Mueller has been criticized by some agents for being too close to the White House. His predecessor, Louis Freeh, made his break publicly from President Clinton, even returning his White House security access badge. Until recently, Mueller reported to the White House daily to brief Bush and Cheney. But Mueller has not shied away from making tough decisions. He refused to allow FBI agents to participate in CIA and Defense Department interviews of high-value prisoners because of the administration’s use of aggressive interrogation techniques. In Iraq and at the Pentagon-run camp for terrorism suspects at Guantanamo Bay, Cuba, it has been FBI agents who have called attention to what they viewed as abuse of detainees.

It is unclear how much resistance from the FBI the White House and the Justice Department will be willing to brook. What is clear, however, is the extraordinary extent to which officials in both places inject themselves in the bureau’s operations. In late 2004, President Bush asked then FBI Deputy Director Bruce Gebhardt, filling in for Mueller during the daily White House briefings, minute details about a suspected terrorism threat in Kansas. “Don’t worry, Mr. President,” responded Gebhardt, straight-faced. “We have Kansas surrounded.”

Chitra Ragavan also discusses the subject of a terrorism investigation who believes he was “black bagged.” For example, the subject had some run-ins with a man on his property who claimed to be part of a cleaning crew but who was, in fact, not cleaning.

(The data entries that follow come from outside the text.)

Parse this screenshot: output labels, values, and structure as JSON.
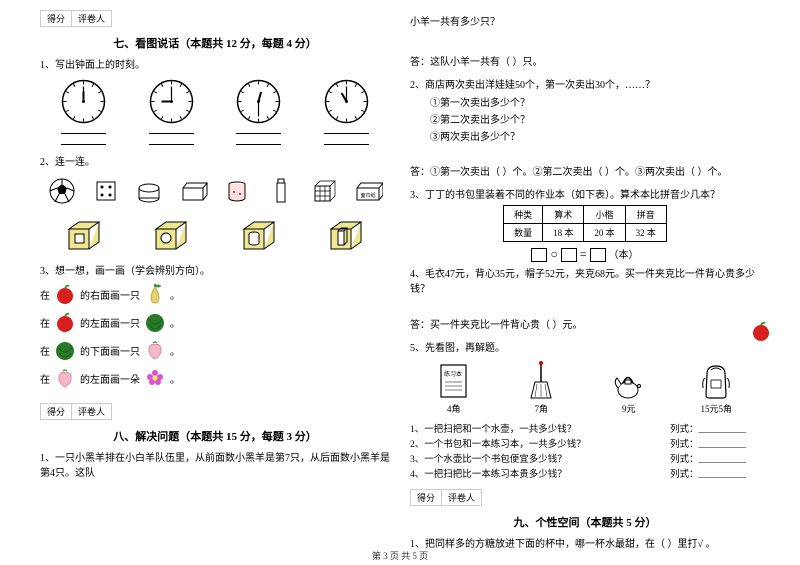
{
  "score_labels": {
    "score": "得分",
    "grader": "评卷人"
  },
  "sec7": {
    "title": "七、看图说话（本题共 12 分，每题 4 分）",
    "q1": "1、写出钟面上的时刻。",
    "q2": "2、连一连。",
    "q3": "3、想一想，画一画（学会辨别方向）。",
    "q3_lines": {
      "a": {
        "pre": "在",
        "mid": "的右面画一只"
      },
      "b": {
        "pre": "在",
        "mid": "的左面画一只"
      },
      "c": {
        "pre": "在",
        "mid": "的下面画一只"
      },
      "d": {
        "pre": "在",
        "mid": "的左面画一朵"
      }
    }
  },
  "sec8": {
    "title": "八、解决问题（本题共 15 分，每题 3 分）",
    "q1": "1、一只小黑羊排在小白羊队伍里，从前面数小黑羊是第7只，从后面数小黑羊是第4只。这队",
    "q1_cont": "小羊一共有多少只？",
    "a1": "答：这队小羊一共有（   ）只。",
    "q2": "2、商店两次卖出洋娃娃50个，第一次卖出30个，……？",
    "q2_opts": [
      "①第一次卖出多少个？",
      "②第二次卖出多少个？",
      "③两次卖出多少个？"
    ],
    "a2": "答：①第一次卖出（  ）个。②第二次卖出（  ）个。③两次卖出（  ）个。",
    "q3": "3、丁丁的书包里装着不同的作业本（如下表）。算术本比拼音少几本？",
    "table": {
      "headers": [
        "种类",
        "算术",
        "小楷",
        "拼音"
      ],
      "row_label": "数量",
      "values": [
        "18 本",
        "20 本",
        "32 本"
      ]
    },
    "eq_unit": "（本）",
    "q4": "4、毛衣47元，背心35元，帽子52元，夹克68元。买一件夹克比一件背心贵多少钱？",
    "a4": "答：买一件夹克比一件背心贵（   ）元。",
    "q5": "5、先看图，再解题。",
    "items": [
      {
        "name": "练习本",
        "price": "4角"
      },
      {
        "name": "扫把",
        "price": "7角"
      },
      {
        "name": "水壶",
        "price": "9元"
      },
      {
        "name": "书包",
        "price": "15元5角"
      }
    ],
    "calcs": [
      {
        "l": "1、一把扫把和一个水壶，一共多少钱？",
        "r": "列式：__________"
      },
      {
        "l": "2、一个书包和一本练习本，一共多少钱？",
        "r": "列式：__________"
      },
      {
        "l": "3、一个水壶比一个书包便宜多少钱？",
        "r": "列式：__________"
      },
      {
        "l": "4、一把扫把比一本练习本贵多少钱？",
        "r": "列式：__________"
      }
    ]
  },
  "sec9": {
    "title": "九、个性空间（本题共 5 分）",
    "q1": "1、把同样多的方糖放进下面的杯中，哪一杯水最甜，在（  ）里打√ 。"
  },
  "page_num": "第 3 页 共 5 页",
  "clocks": [
    {
      "h": 12,
      "m": 0
    },
    {
      "h": 9,
      "m": 0
    },
    {
      "h": 12,
      "m": 30
    },
    {
      "h": 11,
      "m": 0
    }
  ],
  "colors": {
    "apple": "#d62020",
    "pear": "#e8d070",
    "melon": "#2a7a2a",
    "peach": "#f5b8c8",
    "flower": "#d850d8",
    "leaf": "#3a9a3a"
  }
}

On Friday’s Countdown, Keith Olbermann discussed the US News story with legal scholar Jonathan Turley. You can view the clip or read part of the transcript at Crooks and Liars. Sample:

Olbermann: (reading from a U.S. News & World Report press release) “Soon after the September 11, 2001 terror attacks, lawyers in the White House and the Justice Department argued that the same legal authority that the same legal authority that allowed warrentless electronic surveillance inside the US, could also be used to justify physical searches of terror suspects homes & businesses without court approval.”

Olbermann: Doesn’t that send chills down your spine?

Turley: Well it does. It’s horrific, because what that would constitute is to effectively remove the 4th Amendment from the U.S. Constitution and the fact that it was so quick as a suggestion shows the inclinations, unfortunately, of this administration. It treats the Constitution as some legal technicality instead of the thing were trying to fight to protect. …

… This is something to be very concerned about. These are not trivial matters. We’ve seen a sort of broad-based assault on basic Constitutional rights in our country since 9/11. We have a President who ordered electronic surveillance by the NSA without warrants in something that constitutes a federal crime. Congress isn’t even holding serious hearings on that. So we have a system that has checks & balances but none of them seem to be working. At the same time, as we noted earlier, we have an attack on the Judiciary itself, all of this should present a picture of concern for any American.

If I see anyone from the Right expressing concern about this matter (instead of expressing outrage at us lefties for hating America), I’ll let you know. Don’t hold your breath.